Über 430 Aussteller nutzen die GrindingHub vom 5. bis zum 8. Mai in Stuttgart zur Präsentation ihrer Produkte und Lösungen sowie den wichtigen direkten persönlichen Austausch. Bild: TeDo Verlag GmbH
Über 430 Aussteller nutzen die GrindingHub vom 5. bis zum 8. Mai in Stuttgart zur Präsentation ihrer Produkte und Lösungen sowie den wichtigen direkten persönlichen Austausch. Bild: TeDo Verlag GmbH

Trotz rückläufiger Produktions- und Exportzahlen bleibt die Innovationskraft der Schleiftechnik hoch und die GrindingHub positioniert sich als zentrale Plattform für die Branche.

Zahlen der Branche

Die wirtschaftlichen Rahmenbedingungen bleiben herausfordernd, wie aktuelle Statistiken zeigen. Die deutsche Produktion von Schleif-, Hon-, Läpp- und Poliermaschinen lag in den ersten drei Quartalen 2025 bei 626 Millionen Euro und damit 15 Prozent unter dem Vorjahreszeitraum. Besonders deutlich fiel der Rückgang im Export aus: Mit 456 Millionen Euro sanken die Ausfuhren 2025 um 25 Prozent. Der Inlandsabsatz entwickelte sich hingegen positiv und erreichte von Januar bis September 2025 ein Volumen von 170 Millionen Euro, was einem Zuwachs von 33 Prozent entspricht.

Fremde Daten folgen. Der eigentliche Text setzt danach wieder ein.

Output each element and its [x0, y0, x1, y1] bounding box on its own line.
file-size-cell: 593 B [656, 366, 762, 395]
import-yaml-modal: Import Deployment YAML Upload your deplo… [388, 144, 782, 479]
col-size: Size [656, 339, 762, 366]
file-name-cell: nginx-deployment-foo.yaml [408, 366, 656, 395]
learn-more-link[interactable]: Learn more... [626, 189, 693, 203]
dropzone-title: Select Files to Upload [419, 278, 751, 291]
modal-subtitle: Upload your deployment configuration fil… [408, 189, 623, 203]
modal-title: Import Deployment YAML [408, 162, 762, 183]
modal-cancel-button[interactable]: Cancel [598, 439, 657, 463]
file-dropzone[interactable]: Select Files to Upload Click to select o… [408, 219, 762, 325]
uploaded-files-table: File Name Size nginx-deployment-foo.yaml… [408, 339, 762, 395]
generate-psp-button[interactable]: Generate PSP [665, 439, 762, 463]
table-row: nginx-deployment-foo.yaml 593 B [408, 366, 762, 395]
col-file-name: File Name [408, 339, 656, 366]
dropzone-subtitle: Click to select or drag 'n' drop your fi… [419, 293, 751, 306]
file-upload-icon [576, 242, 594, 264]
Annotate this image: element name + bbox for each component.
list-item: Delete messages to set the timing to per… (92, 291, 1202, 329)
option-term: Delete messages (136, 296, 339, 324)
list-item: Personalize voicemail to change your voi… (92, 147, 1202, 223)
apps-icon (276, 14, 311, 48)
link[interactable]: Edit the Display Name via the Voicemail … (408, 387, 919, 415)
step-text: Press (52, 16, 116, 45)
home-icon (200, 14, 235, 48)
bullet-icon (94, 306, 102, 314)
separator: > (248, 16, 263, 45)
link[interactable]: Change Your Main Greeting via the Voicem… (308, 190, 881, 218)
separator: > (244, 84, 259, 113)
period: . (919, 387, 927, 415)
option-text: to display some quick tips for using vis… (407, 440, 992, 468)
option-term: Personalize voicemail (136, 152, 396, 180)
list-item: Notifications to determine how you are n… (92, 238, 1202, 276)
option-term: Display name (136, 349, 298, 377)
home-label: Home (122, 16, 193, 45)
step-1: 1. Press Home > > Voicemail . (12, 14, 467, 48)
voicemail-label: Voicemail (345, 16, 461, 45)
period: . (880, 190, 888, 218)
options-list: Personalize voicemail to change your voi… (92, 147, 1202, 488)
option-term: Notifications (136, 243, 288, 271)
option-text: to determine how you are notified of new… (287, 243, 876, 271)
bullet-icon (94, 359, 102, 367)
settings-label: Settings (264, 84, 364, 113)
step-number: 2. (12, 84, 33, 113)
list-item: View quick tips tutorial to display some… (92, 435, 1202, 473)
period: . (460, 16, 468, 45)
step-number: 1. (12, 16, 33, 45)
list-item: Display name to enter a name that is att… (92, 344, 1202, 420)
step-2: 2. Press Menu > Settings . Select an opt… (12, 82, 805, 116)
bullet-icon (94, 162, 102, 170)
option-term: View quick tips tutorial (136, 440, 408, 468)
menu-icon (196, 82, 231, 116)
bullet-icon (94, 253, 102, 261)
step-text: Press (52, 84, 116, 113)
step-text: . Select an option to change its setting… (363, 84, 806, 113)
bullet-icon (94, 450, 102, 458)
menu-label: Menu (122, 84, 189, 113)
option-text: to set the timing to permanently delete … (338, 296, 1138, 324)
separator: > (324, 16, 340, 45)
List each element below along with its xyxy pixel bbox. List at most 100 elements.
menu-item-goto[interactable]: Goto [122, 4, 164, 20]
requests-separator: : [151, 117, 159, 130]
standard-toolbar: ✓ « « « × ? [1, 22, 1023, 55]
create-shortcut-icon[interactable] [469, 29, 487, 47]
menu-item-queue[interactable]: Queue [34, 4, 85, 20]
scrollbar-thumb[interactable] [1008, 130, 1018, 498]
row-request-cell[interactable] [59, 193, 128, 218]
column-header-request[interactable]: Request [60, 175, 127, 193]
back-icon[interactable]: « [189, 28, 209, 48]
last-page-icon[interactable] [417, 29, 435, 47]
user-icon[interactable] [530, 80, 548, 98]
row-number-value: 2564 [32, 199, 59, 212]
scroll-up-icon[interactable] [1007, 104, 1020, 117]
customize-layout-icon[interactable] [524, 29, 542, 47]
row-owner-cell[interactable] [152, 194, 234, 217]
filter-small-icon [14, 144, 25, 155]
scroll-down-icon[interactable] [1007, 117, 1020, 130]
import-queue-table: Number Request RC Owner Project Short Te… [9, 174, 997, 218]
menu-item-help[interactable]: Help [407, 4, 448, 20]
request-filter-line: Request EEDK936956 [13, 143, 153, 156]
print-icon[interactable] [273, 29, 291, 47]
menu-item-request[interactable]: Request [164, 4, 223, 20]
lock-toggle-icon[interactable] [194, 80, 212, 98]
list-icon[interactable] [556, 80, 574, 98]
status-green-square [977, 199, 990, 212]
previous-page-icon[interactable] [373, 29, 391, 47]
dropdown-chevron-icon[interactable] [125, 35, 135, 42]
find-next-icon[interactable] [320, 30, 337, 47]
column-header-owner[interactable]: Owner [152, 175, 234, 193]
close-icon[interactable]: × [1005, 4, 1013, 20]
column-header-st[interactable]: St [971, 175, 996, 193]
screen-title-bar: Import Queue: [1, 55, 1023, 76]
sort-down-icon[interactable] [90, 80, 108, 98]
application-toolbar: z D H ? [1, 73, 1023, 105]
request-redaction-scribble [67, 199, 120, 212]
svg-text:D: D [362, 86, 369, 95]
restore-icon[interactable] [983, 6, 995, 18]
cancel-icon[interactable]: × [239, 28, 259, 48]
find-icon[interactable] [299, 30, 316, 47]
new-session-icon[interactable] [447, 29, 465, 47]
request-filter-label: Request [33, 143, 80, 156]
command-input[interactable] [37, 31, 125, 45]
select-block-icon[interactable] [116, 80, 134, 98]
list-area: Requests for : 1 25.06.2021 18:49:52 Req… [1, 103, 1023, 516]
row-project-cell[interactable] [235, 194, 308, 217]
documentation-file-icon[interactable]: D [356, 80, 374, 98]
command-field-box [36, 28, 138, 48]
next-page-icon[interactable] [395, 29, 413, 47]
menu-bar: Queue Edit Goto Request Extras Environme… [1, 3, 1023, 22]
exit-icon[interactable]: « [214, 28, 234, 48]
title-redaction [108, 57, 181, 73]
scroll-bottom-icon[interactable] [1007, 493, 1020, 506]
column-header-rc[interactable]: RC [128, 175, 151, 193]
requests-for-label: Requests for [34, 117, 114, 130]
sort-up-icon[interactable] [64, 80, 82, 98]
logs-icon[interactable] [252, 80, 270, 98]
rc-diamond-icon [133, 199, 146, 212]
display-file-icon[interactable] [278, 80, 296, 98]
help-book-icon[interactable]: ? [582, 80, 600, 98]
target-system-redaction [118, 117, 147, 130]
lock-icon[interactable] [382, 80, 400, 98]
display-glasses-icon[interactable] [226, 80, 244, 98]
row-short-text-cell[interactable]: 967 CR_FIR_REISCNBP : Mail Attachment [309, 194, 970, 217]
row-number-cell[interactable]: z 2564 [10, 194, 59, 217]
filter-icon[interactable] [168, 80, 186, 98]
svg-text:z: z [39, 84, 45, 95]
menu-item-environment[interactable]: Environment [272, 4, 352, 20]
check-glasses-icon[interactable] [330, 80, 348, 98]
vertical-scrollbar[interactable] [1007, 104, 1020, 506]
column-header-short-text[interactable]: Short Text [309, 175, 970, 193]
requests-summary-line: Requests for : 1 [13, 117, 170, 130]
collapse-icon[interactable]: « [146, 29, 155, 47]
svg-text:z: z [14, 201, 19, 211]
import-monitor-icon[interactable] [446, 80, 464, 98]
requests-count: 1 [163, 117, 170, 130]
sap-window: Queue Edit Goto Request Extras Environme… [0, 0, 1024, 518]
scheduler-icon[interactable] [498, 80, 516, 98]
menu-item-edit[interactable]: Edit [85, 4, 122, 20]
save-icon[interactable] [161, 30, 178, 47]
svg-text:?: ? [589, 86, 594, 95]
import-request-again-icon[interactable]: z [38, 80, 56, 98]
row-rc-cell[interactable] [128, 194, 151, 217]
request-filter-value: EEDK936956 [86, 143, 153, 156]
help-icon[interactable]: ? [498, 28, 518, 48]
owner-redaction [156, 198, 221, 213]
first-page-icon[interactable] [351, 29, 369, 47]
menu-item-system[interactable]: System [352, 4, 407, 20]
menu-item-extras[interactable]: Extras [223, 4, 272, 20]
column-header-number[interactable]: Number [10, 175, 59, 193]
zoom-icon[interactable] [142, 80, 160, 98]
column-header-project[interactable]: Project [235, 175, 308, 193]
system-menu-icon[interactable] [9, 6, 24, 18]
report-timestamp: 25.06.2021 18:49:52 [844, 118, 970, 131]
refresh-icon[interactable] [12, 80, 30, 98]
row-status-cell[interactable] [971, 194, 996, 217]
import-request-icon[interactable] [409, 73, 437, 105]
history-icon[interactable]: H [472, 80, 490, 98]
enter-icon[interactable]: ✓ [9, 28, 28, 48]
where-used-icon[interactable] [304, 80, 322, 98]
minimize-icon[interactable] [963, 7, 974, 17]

„Die Zahlen zeigen klar, dass die Branche in einem herausfordernden Umfeld agiert. Gleichzeitig sehen wir eine hohe Innovationsdynamik vieler Unternehmen. Gerade in einer solchen Phase braucht es Orientierung, Austausch und konkrete Geschäftsmöglichkeiten – und genau das bietet die GrindingHub“, erklärt Dr. Markus Heering, Geschäftsführer des VDW und Veranstalter der GrindingHub.

Beeindruckende Ausstellerzahl

Mehr als 430 Aussteller haben ihre Teilnahme auf der GrindingHub bestätigt, vom Start-up bis zum Weltkonzern. Auf der Preview gaben Firmen einen ersten Einblick in ihren Messeauftritt: 3nine, Adelbert Haas (Bild), Agathon, Anca Europe, Dopa, Dr. Kaiser Diamantwerkzeuge, E. Zoller, Kellerberger Switzerland, Topking Technology, Vollmer Werke Maschinenfabrik, Walter Maschinenbau.